DigitalBridge’s stock went wild early Monday, momentarily surging by 50% before US stock markets even opened.
The madness started after Bloomberg reported that SoftBank is in serious talks to buy the New York-listed data center company. Barely two hours later, the stock was still sitting 40.5% higher, while its total year-to-date gain hit 23%, according to data from Google Finance.
SoftBank allegedly wants DigitalBridge locked in as part of a bigger plan to grab more AI-related infrastructure, and it’s moving fast. Bloomberg’s unnamed sources (yep, the usual crew with “knowledge of the situation”) say the talks are advanced, and a deal could be announced literally today before the bell.
SoftBank’s AI strategy pushes it toward alleged DigitalBridge buyout
As Cryptopolitan has been reporting all year, SoftBank’s billionaire founder, Masayoshi Son, has been laser-focused on one thing: AI. And AI needs serious computing power, which means serious infrastructure, a.k.a exactly what DigitalBridge brings to the table.
The company is run by Marc Ganzi, and it had about $108 billion in assets under management as of late September, with a portfolio stuffed with operators like AIMS, AtlasEdge, DataBank, Switch, Vantage Data Centers, and Yondr Group, among others.
If this deal goes through, it’ll be another notch on SoftBank’s M&A belt. Back in 2017, it dropped more than $3 billion to acquire Fortress Investment Group. But that didn’t last forever, as SoftBank later sold its Fortress stake to a group that included Mubadala Investment Co., a sovereign fund from Abu Dhabi, and Fortress’s own management. That exit was wrapped up in 2024.
Slow Stargate rollout drives Son to reshuffle AI investments
In January, SoftBank teamed up with OpenAI, Oracle, and Abu Dhabi’s MGX to launch a massive $500 billion project called Stargate. The goal is to build a network of AI data centers across the U.S.
Masa even promised to throw in $100 billion right away. But like everything involving that much cash, things didn’t go exactly as planned.

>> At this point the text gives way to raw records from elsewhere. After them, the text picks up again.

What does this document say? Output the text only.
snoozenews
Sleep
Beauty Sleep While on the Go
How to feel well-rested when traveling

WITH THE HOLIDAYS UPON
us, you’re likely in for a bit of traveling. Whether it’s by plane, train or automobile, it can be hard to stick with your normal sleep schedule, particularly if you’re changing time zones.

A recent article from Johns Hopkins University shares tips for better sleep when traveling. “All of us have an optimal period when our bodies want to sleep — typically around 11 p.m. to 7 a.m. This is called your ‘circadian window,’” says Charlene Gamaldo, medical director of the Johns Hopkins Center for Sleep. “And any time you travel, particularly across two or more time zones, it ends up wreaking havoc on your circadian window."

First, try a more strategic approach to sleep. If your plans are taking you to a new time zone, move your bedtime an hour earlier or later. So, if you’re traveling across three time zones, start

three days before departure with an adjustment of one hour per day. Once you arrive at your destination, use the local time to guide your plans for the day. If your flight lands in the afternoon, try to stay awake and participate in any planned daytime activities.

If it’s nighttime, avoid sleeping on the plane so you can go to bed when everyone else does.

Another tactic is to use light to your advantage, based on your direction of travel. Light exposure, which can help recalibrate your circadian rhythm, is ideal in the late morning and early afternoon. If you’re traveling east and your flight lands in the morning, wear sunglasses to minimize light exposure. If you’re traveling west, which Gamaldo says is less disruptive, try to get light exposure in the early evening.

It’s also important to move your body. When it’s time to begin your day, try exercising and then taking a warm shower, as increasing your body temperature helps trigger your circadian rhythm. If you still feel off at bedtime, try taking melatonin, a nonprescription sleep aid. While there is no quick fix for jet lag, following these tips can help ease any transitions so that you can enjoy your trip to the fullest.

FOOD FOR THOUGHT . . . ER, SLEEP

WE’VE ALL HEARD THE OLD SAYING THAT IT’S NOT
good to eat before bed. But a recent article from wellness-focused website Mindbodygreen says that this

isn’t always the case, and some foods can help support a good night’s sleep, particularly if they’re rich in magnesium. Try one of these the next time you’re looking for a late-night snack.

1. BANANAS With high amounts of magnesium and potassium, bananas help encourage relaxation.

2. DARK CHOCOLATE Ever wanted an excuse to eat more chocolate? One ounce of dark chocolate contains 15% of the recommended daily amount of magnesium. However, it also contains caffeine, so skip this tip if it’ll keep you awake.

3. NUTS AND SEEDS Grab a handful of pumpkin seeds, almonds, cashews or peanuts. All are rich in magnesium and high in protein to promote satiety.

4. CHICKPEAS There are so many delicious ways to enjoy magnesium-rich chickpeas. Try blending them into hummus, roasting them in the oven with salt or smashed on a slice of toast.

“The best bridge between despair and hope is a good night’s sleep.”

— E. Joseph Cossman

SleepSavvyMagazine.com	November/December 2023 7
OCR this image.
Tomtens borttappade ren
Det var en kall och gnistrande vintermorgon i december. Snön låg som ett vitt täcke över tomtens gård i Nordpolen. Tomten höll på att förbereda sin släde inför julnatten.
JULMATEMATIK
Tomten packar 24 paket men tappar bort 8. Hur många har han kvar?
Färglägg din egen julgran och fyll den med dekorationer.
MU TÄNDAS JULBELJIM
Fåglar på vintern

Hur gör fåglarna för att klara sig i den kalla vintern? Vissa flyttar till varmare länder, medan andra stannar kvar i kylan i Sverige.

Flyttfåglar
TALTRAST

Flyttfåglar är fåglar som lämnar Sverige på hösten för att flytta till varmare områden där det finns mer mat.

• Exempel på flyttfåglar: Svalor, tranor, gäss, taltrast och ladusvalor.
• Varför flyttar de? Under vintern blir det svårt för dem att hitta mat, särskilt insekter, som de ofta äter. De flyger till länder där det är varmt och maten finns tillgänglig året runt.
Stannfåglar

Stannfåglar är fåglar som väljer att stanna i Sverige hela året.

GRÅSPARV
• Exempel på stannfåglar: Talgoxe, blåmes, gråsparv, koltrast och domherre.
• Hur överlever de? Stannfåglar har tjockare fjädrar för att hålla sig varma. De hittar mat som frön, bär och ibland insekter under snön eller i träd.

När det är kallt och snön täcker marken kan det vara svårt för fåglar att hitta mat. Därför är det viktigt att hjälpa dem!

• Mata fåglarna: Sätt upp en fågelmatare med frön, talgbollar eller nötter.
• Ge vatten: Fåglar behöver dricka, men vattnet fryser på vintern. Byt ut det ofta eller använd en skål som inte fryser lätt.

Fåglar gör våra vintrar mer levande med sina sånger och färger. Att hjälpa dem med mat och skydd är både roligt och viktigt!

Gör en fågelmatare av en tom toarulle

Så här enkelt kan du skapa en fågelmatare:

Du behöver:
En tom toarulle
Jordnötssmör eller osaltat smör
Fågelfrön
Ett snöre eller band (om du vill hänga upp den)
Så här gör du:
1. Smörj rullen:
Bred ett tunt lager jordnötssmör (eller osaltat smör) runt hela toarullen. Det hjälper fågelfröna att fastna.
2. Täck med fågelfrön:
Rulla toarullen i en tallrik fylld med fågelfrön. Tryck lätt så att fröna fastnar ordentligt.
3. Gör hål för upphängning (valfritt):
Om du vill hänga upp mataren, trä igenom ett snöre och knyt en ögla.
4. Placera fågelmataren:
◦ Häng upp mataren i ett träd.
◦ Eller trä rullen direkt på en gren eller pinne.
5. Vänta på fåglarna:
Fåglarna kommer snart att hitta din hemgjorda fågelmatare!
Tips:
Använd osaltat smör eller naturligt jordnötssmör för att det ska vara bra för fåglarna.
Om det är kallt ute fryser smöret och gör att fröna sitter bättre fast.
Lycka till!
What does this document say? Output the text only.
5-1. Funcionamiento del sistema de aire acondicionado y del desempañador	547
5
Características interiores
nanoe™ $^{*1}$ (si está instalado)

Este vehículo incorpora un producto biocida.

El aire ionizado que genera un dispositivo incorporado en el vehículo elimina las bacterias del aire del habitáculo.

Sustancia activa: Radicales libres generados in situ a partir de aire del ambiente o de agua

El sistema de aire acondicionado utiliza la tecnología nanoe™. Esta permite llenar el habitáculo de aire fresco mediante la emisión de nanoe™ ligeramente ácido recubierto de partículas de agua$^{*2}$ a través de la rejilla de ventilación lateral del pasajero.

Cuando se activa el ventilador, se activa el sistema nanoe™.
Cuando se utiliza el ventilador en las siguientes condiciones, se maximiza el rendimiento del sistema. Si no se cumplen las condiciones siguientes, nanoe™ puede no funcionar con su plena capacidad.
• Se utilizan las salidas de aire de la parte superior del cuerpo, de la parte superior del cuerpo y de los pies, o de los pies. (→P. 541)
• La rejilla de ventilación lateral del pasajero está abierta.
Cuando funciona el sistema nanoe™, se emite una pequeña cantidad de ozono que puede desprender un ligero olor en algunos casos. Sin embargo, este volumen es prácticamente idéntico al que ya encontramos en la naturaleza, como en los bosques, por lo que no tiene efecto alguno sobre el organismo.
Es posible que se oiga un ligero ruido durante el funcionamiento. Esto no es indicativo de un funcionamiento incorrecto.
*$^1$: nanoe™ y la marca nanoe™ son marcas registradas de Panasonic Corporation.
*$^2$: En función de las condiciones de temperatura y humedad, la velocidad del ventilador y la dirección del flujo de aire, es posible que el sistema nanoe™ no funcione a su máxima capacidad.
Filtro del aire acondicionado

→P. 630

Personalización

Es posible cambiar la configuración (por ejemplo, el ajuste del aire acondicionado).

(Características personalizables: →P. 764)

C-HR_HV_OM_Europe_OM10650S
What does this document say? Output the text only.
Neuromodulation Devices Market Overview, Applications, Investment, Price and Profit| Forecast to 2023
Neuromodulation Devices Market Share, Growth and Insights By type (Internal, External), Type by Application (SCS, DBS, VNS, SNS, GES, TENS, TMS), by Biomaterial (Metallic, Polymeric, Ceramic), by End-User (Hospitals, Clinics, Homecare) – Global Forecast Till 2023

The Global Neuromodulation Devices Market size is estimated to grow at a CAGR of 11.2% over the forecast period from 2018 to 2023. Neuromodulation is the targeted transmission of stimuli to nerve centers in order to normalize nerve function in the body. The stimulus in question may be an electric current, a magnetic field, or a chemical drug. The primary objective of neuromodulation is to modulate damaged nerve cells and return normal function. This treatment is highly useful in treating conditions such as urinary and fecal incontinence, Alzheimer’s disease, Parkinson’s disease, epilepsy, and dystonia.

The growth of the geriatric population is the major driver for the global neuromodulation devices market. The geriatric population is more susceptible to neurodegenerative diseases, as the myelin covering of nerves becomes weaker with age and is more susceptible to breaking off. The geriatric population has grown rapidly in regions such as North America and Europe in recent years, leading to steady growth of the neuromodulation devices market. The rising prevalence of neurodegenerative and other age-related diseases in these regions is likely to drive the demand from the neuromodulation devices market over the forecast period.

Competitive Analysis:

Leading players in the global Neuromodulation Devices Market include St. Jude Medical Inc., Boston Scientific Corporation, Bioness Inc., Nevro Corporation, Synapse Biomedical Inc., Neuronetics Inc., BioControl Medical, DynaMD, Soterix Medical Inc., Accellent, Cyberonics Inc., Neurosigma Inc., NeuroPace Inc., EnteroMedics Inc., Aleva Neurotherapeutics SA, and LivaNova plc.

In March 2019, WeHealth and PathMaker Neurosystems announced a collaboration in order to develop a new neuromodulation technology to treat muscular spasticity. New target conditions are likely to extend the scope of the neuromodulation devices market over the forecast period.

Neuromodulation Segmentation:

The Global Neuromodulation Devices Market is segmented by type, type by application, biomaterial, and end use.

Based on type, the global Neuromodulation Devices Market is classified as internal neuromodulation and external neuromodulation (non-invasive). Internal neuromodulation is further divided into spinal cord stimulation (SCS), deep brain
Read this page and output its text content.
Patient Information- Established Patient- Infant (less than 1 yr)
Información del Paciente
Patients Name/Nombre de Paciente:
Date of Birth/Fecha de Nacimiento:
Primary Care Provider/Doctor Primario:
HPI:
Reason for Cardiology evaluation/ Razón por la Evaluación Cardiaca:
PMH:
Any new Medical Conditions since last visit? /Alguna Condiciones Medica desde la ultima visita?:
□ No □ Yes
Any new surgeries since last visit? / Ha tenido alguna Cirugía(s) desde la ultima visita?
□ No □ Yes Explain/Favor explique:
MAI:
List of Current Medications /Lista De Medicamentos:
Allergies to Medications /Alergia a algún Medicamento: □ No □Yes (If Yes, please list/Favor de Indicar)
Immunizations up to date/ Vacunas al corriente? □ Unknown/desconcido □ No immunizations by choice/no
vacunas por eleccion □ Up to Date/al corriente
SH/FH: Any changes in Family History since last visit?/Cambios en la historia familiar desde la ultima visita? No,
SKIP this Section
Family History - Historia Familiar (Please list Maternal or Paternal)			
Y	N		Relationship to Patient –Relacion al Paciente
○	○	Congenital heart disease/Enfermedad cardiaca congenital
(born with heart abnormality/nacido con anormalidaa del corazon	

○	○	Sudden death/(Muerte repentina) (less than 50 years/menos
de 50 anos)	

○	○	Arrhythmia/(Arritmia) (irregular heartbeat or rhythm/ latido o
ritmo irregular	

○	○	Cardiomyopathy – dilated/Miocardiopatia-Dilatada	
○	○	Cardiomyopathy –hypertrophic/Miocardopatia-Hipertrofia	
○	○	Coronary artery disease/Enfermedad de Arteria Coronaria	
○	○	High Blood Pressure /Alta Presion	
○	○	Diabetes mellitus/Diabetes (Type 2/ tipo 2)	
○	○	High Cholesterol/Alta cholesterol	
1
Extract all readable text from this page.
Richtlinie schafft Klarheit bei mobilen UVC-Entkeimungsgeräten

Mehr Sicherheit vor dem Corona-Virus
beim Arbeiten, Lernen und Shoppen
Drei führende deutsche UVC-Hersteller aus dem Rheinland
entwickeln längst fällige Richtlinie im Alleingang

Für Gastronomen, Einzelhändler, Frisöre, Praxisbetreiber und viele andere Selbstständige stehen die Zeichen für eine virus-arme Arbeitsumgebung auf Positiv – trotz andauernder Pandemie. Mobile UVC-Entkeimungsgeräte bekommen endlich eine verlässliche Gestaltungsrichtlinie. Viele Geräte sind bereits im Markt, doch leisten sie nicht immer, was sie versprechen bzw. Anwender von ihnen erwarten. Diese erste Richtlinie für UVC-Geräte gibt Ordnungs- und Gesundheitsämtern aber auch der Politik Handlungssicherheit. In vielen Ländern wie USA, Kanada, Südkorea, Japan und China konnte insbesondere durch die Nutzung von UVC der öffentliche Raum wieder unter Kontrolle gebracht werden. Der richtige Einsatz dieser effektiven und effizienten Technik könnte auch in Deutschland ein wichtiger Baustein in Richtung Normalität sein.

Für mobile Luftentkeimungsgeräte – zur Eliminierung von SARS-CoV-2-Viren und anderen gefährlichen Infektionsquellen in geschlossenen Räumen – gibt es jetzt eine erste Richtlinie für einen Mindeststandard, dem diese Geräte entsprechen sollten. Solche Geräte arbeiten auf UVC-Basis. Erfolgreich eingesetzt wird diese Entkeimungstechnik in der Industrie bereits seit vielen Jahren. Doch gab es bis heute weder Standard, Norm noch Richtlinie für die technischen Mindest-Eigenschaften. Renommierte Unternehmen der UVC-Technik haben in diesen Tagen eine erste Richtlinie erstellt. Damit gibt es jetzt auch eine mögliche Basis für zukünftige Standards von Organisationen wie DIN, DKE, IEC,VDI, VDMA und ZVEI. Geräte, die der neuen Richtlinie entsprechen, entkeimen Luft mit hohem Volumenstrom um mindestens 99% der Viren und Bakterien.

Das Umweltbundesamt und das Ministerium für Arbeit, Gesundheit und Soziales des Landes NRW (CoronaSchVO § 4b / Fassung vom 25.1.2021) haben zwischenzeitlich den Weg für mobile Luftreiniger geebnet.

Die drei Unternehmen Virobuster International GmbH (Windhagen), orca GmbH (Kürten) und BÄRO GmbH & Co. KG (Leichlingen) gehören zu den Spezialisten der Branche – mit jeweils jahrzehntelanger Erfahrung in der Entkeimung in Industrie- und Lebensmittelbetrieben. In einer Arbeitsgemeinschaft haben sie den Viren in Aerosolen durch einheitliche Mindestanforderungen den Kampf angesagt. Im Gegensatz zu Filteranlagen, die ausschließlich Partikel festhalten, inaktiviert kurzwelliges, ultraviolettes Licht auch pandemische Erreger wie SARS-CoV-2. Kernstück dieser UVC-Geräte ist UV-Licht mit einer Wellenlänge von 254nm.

Bloomberg said in May that SoftBank tried to raise outside financing from insurance firms, pension funds, and investment houses. But investor appetite dropped thanks to market volatility, trade policy uncertainty, and shaky confidence in AI hardware valuations. Those hiccups caused some of the Stargate planning to slow down, especially around where to actually build the centers.
By September, the group had finally named five sites (in Texas, New Mexico, and Ohio) that would eventually host about 7 gigawatts of computing power, which is about as much electricity as a small city uses.
To fund all this AI obsession, Masa had to sell off other holdings. Earlier this month, he admitted he “was crying” over having to dump his $5.8 billion Nvidia stake just to free up the money. That sell-off was part of his bigger push to go all-in on AI infrastructure.